Un altro aspetto che manca nel pacchetto di stimoli odierno è la parte fiscale. Quest'ultima è di competenza del Governo, che al momento non sembra intenzionato a intervenire, lasciando così al momento sprovvista la Cina di un pacchetto di stimoli che sostenga la domanda interna. Probabilmente dal Governo un intervento del genere viene considerato come la soluzione estrema qualora il rallentamento economico cinese fosse di tale portata da non consentire più il raggiungimento del 5% di crescita che è l'obiettivo per quest’anno.
GIAPPONE: SENZA FRETTA, MA UN ALTRO RIALZO…
Dal Giappone il governatore della Banca centrale fa sapere che l'intenzione è quella di alzare ulteriormente i tassi di interesse qualora i dati lo consentano, ma ha anche ribadito che non ha nessuna fretta di farlo. La Bank of Japan vuole avere tutti i dati a disposizione per evitare di prendere decisioni affrettate. Queste dichiarazioni vanno, quindi, nel verso di rafforzare la convinzione che non ci sarà alcun rialzo dei tassi a ottobre, già difficile di suo per la concomitanza con le elezioni in Giappone, oltre alla scarsità di dati disponibili entro la riunione prevista. Nel frattempo, però, qualche indicazione sui prezzi continua ad arrivare. L'inflazione di Tokyo, che rappresenta un anticipatore dell'inflazione dell'intero Giappone, a settembre è scesa dal 2,6% al 2,2%, mentre quella di fondo si è attestata al 2%, come atteso, dal 2,4%.
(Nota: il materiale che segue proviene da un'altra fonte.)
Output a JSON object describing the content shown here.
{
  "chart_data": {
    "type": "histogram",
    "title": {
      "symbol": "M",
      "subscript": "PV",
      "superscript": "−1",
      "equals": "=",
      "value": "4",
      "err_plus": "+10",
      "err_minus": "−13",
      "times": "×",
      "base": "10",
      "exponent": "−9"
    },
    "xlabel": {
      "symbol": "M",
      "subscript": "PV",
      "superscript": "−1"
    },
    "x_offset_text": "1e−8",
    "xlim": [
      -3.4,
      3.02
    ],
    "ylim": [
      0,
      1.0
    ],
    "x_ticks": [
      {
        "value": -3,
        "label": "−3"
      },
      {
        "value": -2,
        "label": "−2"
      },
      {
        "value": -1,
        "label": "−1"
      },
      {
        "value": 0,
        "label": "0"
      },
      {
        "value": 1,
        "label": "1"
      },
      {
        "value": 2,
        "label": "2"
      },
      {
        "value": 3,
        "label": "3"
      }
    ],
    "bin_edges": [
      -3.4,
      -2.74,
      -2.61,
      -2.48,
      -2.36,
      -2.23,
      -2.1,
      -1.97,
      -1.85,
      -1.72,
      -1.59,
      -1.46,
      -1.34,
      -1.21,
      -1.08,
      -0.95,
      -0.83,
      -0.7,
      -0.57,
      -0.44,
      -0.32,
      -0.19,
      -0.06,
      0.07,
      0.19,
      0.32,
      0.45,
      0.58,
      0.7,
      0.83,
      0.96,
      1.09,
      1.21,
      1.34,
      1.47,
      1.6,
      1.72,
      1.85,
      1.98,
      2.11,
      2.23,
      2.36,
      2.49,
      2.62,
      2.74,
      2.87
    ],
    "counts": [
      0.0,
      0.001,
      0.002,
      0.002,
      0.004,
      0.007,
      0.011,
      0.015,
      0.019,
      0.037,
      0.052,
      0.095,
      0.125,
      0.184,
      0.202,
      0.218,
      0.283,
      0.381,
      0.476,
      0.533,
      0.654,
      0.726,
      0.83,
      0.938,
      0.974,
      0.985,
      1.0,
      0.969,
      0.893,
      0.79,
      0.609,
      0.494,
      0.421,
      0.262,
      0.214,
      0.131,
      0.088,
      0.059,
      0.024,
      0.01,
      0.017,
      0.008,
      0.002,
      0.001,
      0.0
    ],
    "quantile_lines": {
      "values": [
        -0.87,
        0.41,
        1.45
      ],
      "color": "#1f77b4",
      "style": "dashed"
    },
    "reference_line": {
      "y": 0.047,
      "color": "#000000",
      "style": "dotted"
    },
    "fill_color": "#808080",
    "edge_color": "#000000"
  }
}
EUROPA: ARRIVA UN TAGLIO GIÀ AD OTTOBRE?
Per quanto riguarda il Vecchio Continente, i dati preliminari sul Pmi di settembre mostrano un’economia della zona euro in rallentamento. L’indice Pmi composito, cioè quello che considera attività manifatturiera e servizi, ha fatto segnare 48,9 punti, dunque sotto la soglia dei 50 punti che rappresenta il confine tra espansione e contrazione. Questa contrazione è stata causata dal settore manifatturiero, che ha registrato la diciottesima flessione mensile consecutiva e al tasso più veloce in un anno. Si aggrava dunque la situazione, già problematica, del manifatturiero. Il relativo indice, infatti, scende da 45,8 a 44,8 punti, facendo così anche peggio delle attese (a 45,7 punti). I servizi sono ancora in espansione, 50,5 punti, ma la loro crescita va rallentando (era 52,9 a agosto, benché spinto dall’effetto Olimpiadi) e sono sotto le attese (a 52,3 punti). Sul fronte dei prezzi, sia quelli di vendita sia quelli di acquisto sono andati riducendosi. Dopotutto, la debolezza della domanda non poteva non riflettersi sulle dinamiche inflazionistiche. Si tratta di una notizia positiva per la Bce, attenta a monitorare le diverse pressioni provenienti dai prezzi. E proprio dalla Bce arrivano dichiarazioni che confermano la volontà di continuare a tagliare i tassi: le prospettive sono infatti quelle di graduali tagli nel 2024 e anche per una parte del 2025. E c’è chi, dopo i dati sul Pmi, inizia a scommettere su un taglio dei tassi che arriverà ad ottobre…
USA: DATI CHE VANNO NEL VERSO GIUSTO
L'indice dei prezzi delle spese dei consumi personali è l'indicatore preferito da parte della Federal Reserve quando quest’ultima deve monitorare l'andamento dell'inflazione. I dati di agosto hanno mostrato dei valori in linea con attese di mercato e quando non lo sono stati, erano sotto quanto previsto dal mercato stesso. Quelli della scorsa settimana sono stati dunque dati che non portano la Fed a dover rivedere i propri piani e la propria valutazione sull'andamento dell'inflazione. In altri termini, sono stati positivi e così le possibilità di ulteriori tagli nelle prossime riunioni rimangono inalterate.